I want to start with a traditional simple recipe enriched with the elements preparation for balanced food energy and better taste and digestion.
The recipe is for pork chops.
You need three medium-sized, thin-chopped slices of pork that you spice with pepper and then salt and sprinkle with lemon juice.
Mix a plate of wheat bread crumbs with half of spoonful of curcuma (and eventually a quarter of spoonful of red or sweet paprika pepper or cayenne) and prepare three lightly whisked eggs.
Spice the slices of meat with either a bit of curcuma or paprika pepper or cayenne and add a tiny bit of cinnamon to the spiced crumbs.
Heat frying-pen and when it is well heated add amply olive oil and reduce the fire. In the meantime dip the chops into the eggs and coat well in the crumbs (use the crumbs abundantly.) Raise the fire and put the chops onto the frying pen; fry them first on medium to strong fire for 2 or 3 minutes on each side, then reduce the heat and let them fry slowly, turning from time to time as needed, for another 4 to 7 minutes. Add more olive oil if necessary.

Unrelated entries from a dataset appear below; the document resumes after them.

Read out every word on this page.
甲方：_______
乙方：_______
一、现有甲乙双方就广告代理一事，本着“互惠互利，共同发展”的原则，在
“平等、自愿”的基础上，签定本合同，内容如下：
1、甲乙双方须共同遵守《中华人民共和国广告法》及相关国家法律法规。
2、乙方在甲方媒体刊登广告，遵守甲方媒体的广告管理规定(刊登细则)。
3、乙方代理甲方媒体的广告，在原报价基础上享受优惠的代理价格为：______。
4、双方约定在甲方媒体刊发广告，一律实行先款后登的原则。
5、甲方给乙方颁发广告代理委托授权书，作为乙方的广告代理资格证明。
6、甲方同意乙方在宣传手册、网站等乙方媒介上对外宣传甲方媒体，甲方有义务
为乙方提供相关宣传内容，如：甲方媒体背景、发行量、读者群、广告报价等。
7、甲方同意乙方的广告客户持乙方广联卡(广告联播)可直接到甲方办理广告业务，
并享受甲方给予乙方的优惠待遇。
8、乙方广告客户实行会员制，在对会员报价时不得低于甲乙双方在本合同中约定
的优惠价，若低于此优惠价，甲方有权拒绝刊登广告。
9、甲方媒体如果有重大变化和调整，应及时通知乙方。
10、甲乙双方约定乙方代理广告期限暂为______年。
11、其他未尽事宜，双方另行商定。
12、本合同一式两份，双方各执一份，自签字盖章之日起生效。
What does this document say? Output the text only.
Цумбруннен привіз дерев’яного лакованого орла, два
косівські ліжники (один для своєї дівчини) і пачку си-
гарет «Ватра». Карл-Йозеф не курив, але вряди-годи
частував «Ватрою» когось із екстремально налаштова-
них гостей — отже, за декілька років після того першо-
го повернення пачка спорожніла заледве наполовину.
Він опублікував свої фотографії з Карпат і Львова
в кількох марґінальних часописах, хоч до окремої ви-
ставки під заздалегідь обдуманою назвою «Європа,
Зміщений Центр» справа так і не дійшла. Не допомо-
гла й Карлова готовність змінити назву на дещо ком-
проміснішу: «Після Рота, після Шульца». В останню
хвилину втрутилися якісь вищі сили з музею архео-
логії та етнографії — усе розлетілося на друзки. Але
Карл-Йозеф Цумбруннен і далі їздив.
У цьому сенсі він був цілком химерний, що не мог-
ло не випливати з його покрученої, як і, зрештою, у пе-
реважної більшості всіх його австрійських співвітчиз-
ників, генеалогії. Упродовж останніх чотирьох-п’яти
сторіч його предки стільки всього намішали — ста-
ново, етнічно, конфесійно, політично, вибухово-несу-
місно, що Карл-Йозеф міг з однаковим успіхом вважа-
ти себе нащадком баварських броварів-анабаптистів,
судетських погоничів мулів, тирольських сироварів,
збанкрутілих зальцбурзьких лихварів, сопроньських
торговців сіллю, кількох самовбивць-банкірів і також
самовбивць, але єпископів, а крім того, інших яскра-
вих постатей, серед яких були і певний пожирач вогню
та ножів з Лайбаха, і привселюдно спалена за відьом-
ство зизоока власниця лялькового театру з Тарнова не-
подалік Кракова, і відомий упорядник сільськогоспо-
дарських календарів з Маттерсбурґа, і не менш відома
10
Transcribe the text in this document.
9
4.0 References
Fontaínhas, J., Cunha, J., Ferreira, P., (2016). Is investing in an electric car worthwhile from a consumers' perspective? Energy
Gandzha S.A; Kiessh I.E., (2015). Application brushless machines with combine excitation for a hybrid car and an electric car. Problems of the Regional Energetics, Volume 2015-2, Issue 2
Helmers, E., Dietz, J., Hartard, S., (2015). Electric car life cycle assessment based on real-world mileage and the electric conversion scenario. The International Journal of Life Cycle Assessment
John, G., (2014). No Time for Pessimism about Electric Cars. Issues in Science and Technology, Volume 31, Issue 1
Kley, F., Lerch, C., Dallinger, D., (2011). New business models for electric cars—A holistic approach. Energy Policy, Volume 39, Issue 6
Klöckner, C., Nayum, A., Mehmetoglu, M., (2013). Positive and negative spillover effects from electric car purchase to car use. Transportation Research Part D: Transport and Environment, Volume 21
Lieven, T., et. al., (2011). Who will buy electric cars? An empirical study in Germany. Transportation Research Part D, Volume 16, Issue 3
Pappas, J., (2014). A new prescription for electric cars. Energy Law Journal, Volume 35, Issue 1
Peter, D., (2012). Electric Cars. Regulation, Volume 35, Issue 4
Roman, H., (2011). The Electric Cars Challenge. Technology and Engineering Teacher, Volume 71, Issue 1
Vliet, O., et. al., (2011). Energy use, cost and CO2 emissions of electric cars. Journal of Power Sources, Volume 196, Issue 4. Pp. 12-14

You can also spice them as they fry with a bit of pepper or powdered gingered, this is optional but recommended for autumn.
Serve with cooked potatoes and carrot or cucumber salad.
If there is any leftover of the eggs fry it quickly* in the leftover fat stirring vigorously with fork - this makes a tasty addition to the main dish.
* less then a minute immediately after you closed fire when taking the meat off the frying pen
As you can see, it is somewhat standard recipe enhanced with the use of spices specific way. You should of course use fresh ground pepper and fresh lemon juice. Also the sequence the spices are added and the steps of preparation matter, like heating the frying pen prior to adding oil, or preparing the meat first in eggs then in crumbs. I will explain the purpose of them later, for now I only say that this last one serves particularly for frying in the olive oil - if you do it this way the coating will not fall off the meat during frying.